NY State Cybersquatting Action Relating to Personal Names

Plaintiff, Norman Seabrook, is the president of the NYC Correction Officers’ Benevolent Association (“COBA”).  Defendant is running for the presidency of COBA and registered NORMANSEABROOK.COM, which resolves to a website supporting his candidacy.  Plaintiff alleges dilution, federal cybersquatting, NY right to privacy, NY deceptive practices and NY unlawful registration of a domain name (Business Law Section 148), which reads in pertinent part:

§ 148. Unlawful registration of domain name.

1. No person or entity shall register a domain name that consists of the name of another living person, or a name substantially and confusingly similar thereto, without
that person’s or entity’s consent, with the specific intent to profit
from such name by selling the domain name for financial gain to that
person or any third party.

The federal cybersquatting cause has to solve the personal name conundrum – namely, was the personal name used as a trademark.
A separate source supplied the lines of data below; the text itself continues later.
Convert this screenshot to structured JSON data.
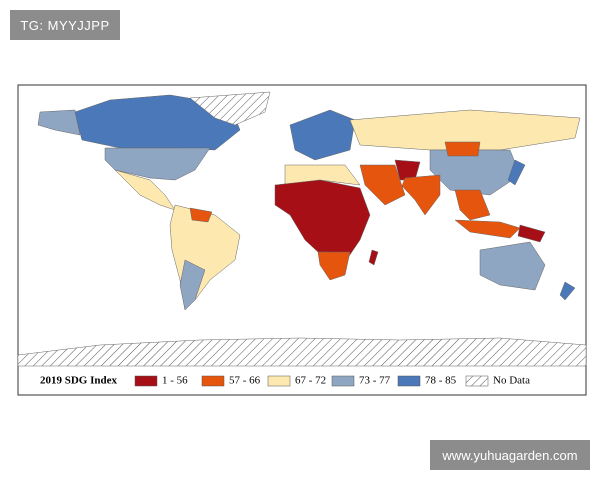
{
  "watermark_top": "TG: MYYJJPP",
  "watermark_bottom": "www.yuhuagarden.com",
  "legend": {
    "title": "2019 SDG Index",
    "items": [
      {
        "label": "1 - 56",
        "color": "#a50f15"
      },
      {
        "label": "57 - 66",
        "color": "#e6550d"
      },
      {
        "label": "67 - 72",
        "color": "#fde9b0"
      },
      {
        "label": "73 - 77",
        "color": "#8ea6c2"
      },
      {
        "label": "78 - 85",
        "color": "#4a78b8"
      },
      {
        "label": "No Data",
        "pattern": "hatch"
      }
    ]
  }
}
This (alleged) fact pattern seems to be the sort of thing that would have concerned the NY state legislature when drafting a local cybersquatting statute relating to personal names, and yet it is conceivable that this defendant doesn’t want to sell the name.
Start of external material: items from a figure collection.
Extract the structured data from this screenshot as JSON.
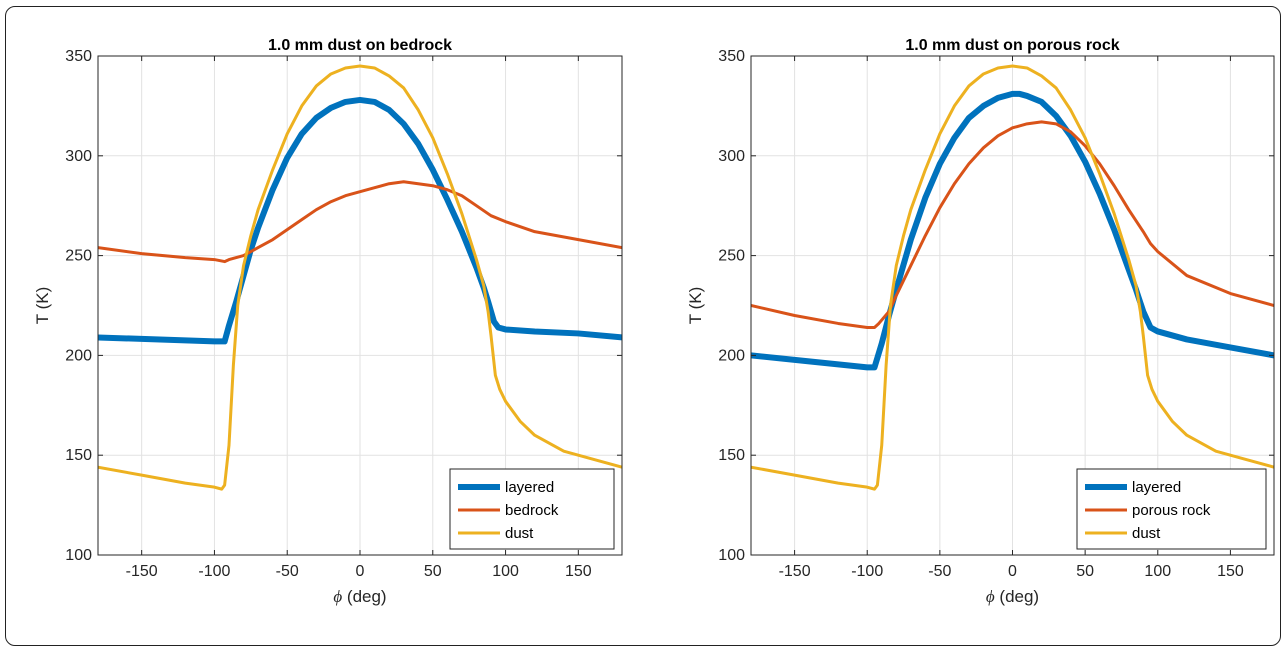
{
  "colors": {
    "layered": "#0072BD",
    "secondary": "#D95319",
    "dust": "#EDB120"
  },
  "chart_data": [
    {
      "type": "line",
      "title": "1.0 mm dust on bedrock",
      "xlabel_symbol": "ϕ",
      "xlabel": "(deg)",
      "ylabel": "T (K)",
      "xlim": [
        -180,
        180
      ],
      "ylim": [
        100,
        350
      ],
      "xticks": [
        -150,
        -100,
        -50,
        0,
        50,
        100,
        150
      ],
      "yticks": [
        100,
        150,
        200,
        250,
        300,
        350
      ],
      "grid": true,
      "legend": "bottom-right",
      "series": [
        {
          "name": "layered",
          "color": "#0072BD",
          "width": 6,
          "x": [
            -180,
            -140,
            -100,
            -93,
            -90,
            -85,
            -80,
            -75,
            -70,
            -60,
            -50,
            -40,
            -30,
            -20,
            -10,
            0,
            10,
            20,
            30,
            40,
            50,
            60,
            70,
            80,
            85,
            88,
            92,
            95,
            100,
            120,
            150,
            180
          ],
          "y": [
            209,
            208,
            207,
            207,
            215,
            227,
            240,
            253,
            264,
            283,
            299,
            311,
            319,
            324,
            327,
            328,
            327,
            323,
            316,
            306,
            293,
            278,
            262,
            244,
            234,
            227,
            217,
            214,
            213,
            212,
            211,
            209
          ]
        },
        {
          "name": "bedrock",
          "color": "#D95319",
          "width": 3,
          "x": [
            -180,
            -150,
            -120,
            -100,
            -93,
            -90,
            -80,
            -70,
            -60,
            -50,
            -40,
            -30,
            -20,
            -10,
            0,
            10,
            20,
            30,
            40,
            50,
            60,
            70,
            80,
            90,
            100,
            120,
            150,
            180
          ],
          "y": [
            254,
            251,
            249,
            248,
            247,
            248,
            250,
            254,
            258,
            263,
            268,
            273,
            277,
            280,
            282,
            284,
            286,
            287,
            286,
            285,
            283,
            280,
            275,
            270,
            267,
            262,
            258,
            254
          ]
        },
        {
          "name": "dust",
          "color": "#EDB120",
          "width": 3,
          "x": [
            -180,
            -150,
            -120,
            -100,
            -95,
            -93,
            -90,
            -87,
            -84,
            -80,
            -75,
            -70,
            -60,
            -50,
            -40,
            -30,
            -20,
            -10,
            0,
            10,
            20,
            30,
            40,
            50,
            60,
            70,
            80,
            85,
            88,
            90,
            93,
            96,
            100,
            110,
            120,
            140,
            160,
            180
          ],
          "y": [
            144,
            140,
            136,
            134,
            133,
            135,
            155,
            195,
            225,
            245,
            260,
            273,
            293,
            311,
            325,
            335,
            341,
            344,
            345,
            344,
            340,
            334,
            323,
            309,
            291,
            271,
            248,
            235,
            222,
            210,
            190,
            183,
            177,
            167,
            160,
            152,
            148,
            144
          ]
        }
      ]
    },
    {
      "type": "line",
      "title": "1.0 mm dust on porous rock",
      "xlabel_symbol": "ϕ",
      "xlabel": "(deg)",
      "ylabel": "T (K)",
      "xlim": [
        -180,
        180
      ],
      "ylim": [
        100,
        350
      ],
      "xticks": [
        -150,
        -100,
        -50,
        0,
        50,
        100,
        150
      ],
      "yticks": [
        100,
        150,
        200,
        250,
        300,
        350
      ],
      "grid": true,
      "legend": "bottom-right",
      "series": [
        {
          "name": "layered",
          "color": "#0072BD",
          "width": 6,
          "x": [
            -180,
            -140,
            -100,
            -95,
            -90,
            -85,
            -80,
            -70,
            -60,
            -50,
            -40,
            -30,
            -20,
            -10,
            0,
            5,
            10,
            20,
            30,
            40,
            50,
            60,
            70,
            80,
            85,
            90,
            95,
            100,
            120,
            150,
            180
          ],
          "y": [
            200,
            197,
            194,
            194,
            206,
            220,
            233,
            258,
            279,
            296,
            309,
            319,
            325,
            329,
            331,
            331,
            330,
            327,
            320,
            310,
            297,
            281,
            263,
            243,
            233,
            222,
            214,
            212,
            208,
            204,
            200
          ]
        },
        {
          "name": "porous rock",
          "color": "#D95319",
          "width": 3,
          "x": [
            -180,
            -150,
            -120,
            -100,
            -95,
            -92,
            -85,
            -80,
            -70,
            -60,
            -50,
            -40,
            -30,
            -20,
            -10,
            0,
            10,
            20,
            30,
            40,
            50,
            60,
            70,
            80,
            90,
            95,
            100,
            120,
            150,
            180
          ],
          "y": [
            225,
            220,
            216,
            214,
            214,
            216,
            222,
            230,
            245,
            260,
            274,
            286,
            296,
            304,
            310,
            314,
            316,
            317,
            316,
            312,
            305,
            296,
            285,
            273,
            262,
            256,
            252,
            240,
            231,
            225
          ]
        },
        {
          "name": "dust",
          "color": "#EDB120",
          "width": 3,
          "x": [
            -180,
            -150,
            -120,
            -100,
            -95,
            -93,
            -90,
            -87,
            -84,
            -80,
            -75,
            -70,
            -60,
            -50,
            -40,
            -30,
            -20,
            -10,
            0,
            10,
            20,
            30,
            40,
            50,
            60,
            70,
            80,
            85,
            88,
            90,
            93,
            96,
            100,
            110,
            120,
            140,
            160,
            180
          ],
          "y": [
            144,
            140,
            136,
            134,
            133,
            135,
            155,
            195,
            225,
            245,
            260,
            273,
            293,
            311,
            325,
            335,
            341,
            344,
            345,
            344,
            340,
            334,
            323,
            309,
            291,
            271,
            248,
            235,
            222,
            210,
            190,
            183,
            177,
            167,
            160,
            152,
            148,
            144
          ]
        }
      ]
    }
  ]
}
Complaint Seabrook Ny State

2 responses to “NY State Cybersquatting Action Relating to Personal Names”

  1. Vincent Lyon says:

    It certainly doesn’t sound like he registered it with the intent to profit “by selling” it.
    Correct me if I’m wrong, but doesn’t the federal cybersquatting law simply refer to a bad faith intent to profit? I’d say creating the false impression of endorsement of a candidacy is a bad faith intent to profit, even if not to profit by selling.